Initially, the pink ribbon was used to raise the visibility of breast cancer as an important women’s health issue and a growing epidemic. This goal has been achieved. Now the pink ribbon also sells a lifestyle. You can race for the cure, laugh for the cure, drink for the cure and most importantly, BUY for the cure.

Because the pink ribbon symbol does not belong to any one person or company (unless a stylized version has been trademarked), anyone can use the pink ribbon. Companies and organizations use pink or place the pink ribbon on their products to suggest their support of the Cause. Some companies and corporations also engage in cause marketing (i.e., when a for-profit company partners with a non-profit organization to increase sales while donating a portion of those sales to the organization. Consumers often buy products emblazoned with the pink ribbon because they believe their indirect contributions are helping to find a cure for breast cancer. Because there are no regulations on the uses of the pink ribbon, many companies simply use it as a marketing tool to get consumers to buy their products without donating any of the proceeds at all. When companies do donate money raised through the sale of pinked products, little is known about how those dollars are used, or even if they are used to support worthy organizations, further research, or provide meaningful help those who are diagnosed with breast cancer.

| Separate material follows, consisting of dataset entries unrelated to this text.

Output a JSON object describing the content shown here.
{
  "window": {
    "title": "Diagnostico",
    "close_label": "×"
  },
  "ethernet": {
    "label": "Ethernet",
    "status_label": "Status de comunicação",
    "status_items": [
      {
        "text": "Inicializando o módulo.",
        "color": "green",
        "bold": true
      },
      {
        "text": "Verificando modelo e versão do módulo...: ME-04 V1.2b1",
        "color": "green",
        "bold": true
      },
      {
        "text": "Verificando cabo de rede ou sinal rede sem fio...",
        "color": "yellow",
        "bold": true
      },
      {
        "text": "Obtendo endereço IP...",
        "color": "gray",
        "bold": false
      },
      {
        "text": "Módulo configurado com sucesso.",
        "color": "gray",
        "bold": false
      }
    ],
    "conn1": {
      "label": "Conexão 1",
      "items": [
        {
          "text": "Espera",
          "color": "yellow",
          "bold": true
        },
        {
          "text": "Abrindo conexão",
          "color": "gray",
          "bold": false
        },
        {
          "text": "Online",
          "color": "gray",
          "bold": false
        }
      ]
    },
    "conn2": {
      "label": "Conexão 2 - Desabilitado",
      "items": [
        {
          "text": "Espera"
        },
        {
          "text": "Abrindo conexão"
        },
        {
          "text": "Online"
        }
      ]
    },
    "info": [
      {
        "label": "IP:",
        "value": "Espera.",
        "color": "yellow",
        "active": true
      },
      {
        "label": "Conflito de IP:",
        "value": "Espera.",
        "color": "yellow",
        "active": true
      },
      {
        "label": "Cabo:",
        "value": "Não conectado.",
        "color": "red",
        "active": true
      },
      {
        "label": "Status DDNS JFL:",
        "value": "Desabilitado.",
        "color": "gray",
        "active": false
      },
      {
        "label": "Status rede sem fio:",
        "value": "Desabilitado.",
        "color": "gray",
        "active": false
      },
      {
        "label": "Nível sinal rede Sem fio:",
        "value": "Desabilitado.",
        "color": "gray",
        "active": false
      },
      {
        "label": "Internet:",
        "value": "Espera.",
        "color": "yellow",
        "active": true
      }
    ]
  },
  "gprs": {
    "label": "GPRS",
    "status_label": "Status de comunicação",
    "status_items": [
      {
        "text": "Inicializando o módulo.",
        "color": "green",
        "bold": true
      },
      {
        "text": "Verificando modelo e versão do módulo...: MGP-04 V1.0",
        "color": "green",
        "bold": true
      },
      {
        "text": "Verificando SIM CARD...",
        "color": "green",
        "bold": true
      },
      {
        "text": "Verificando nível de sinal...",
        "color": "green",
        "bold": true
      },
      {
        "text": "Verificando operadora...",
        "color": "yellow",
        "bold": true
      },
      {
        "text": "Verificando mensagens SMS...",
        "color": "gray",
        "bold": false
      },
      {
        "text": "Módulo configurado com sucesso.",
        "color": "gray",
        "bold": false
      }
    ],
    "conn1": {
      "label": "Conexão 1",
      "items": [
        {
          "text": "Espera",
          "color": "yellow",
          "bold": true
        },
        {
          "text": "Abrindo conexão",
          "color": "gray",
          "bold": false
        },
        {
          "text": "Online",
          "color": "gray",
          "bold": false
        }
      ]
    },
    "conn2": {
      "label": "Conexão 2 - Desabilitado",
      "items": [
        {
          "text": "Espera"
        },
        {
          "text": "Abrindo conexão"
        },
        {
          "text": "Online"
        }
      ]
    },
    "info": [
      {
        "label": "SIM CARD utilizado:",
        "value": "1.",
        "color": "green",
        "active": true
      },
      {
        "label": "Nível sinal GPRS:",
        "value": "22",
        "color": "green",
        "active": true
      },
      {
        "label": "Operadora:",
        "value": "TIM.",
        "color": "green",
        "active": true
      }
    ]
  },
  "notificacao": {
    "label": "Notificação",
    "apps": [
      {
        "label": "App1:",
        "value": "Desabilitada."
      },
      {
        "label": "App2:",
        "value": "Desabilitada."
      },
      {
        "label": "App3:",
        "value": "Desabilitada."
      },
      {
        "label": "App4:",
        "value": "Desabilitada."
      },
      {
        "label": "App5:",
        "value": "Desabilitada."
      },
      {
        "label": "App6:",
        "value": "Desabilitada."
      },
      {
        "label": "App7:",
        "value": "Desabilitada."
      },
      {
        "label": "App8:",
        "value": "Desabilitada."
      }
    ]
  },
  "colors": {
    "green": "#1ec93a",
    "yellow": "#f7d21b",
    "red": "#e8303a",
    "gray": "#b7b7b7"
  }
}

The purpose of this project is to explore the extent to which the pink ribbon symbol is visible in your everyday life, in the products and services students see on a regular basis.

For this project Amber Deane’s students submit pictures of the pink ribbon products and paraphernalia they observe in their everyday lives and explain how the items are being used. In addition to providing a brief description of the product, where it was sold and when the photo was taken, students document the product’s “fine print” – (1) whether the product benefits a particular breast cancer organization or simply has a general phrase such as “supports the fight against breast cancer” or “toward breast cancer research”; (2) how much will be donated, and (3) whether there are any limitations on the donation (e.g., up to $500 thousand dollars, on items sold during the month of October, etc.).

Students also submit pictures of pink ribbon/breast cancer displays such as those featured in stores across the country during breast cancer awareness month.

Students submissions are used to analyze the proliferation of pink ribbon products in a small community in the southern United States.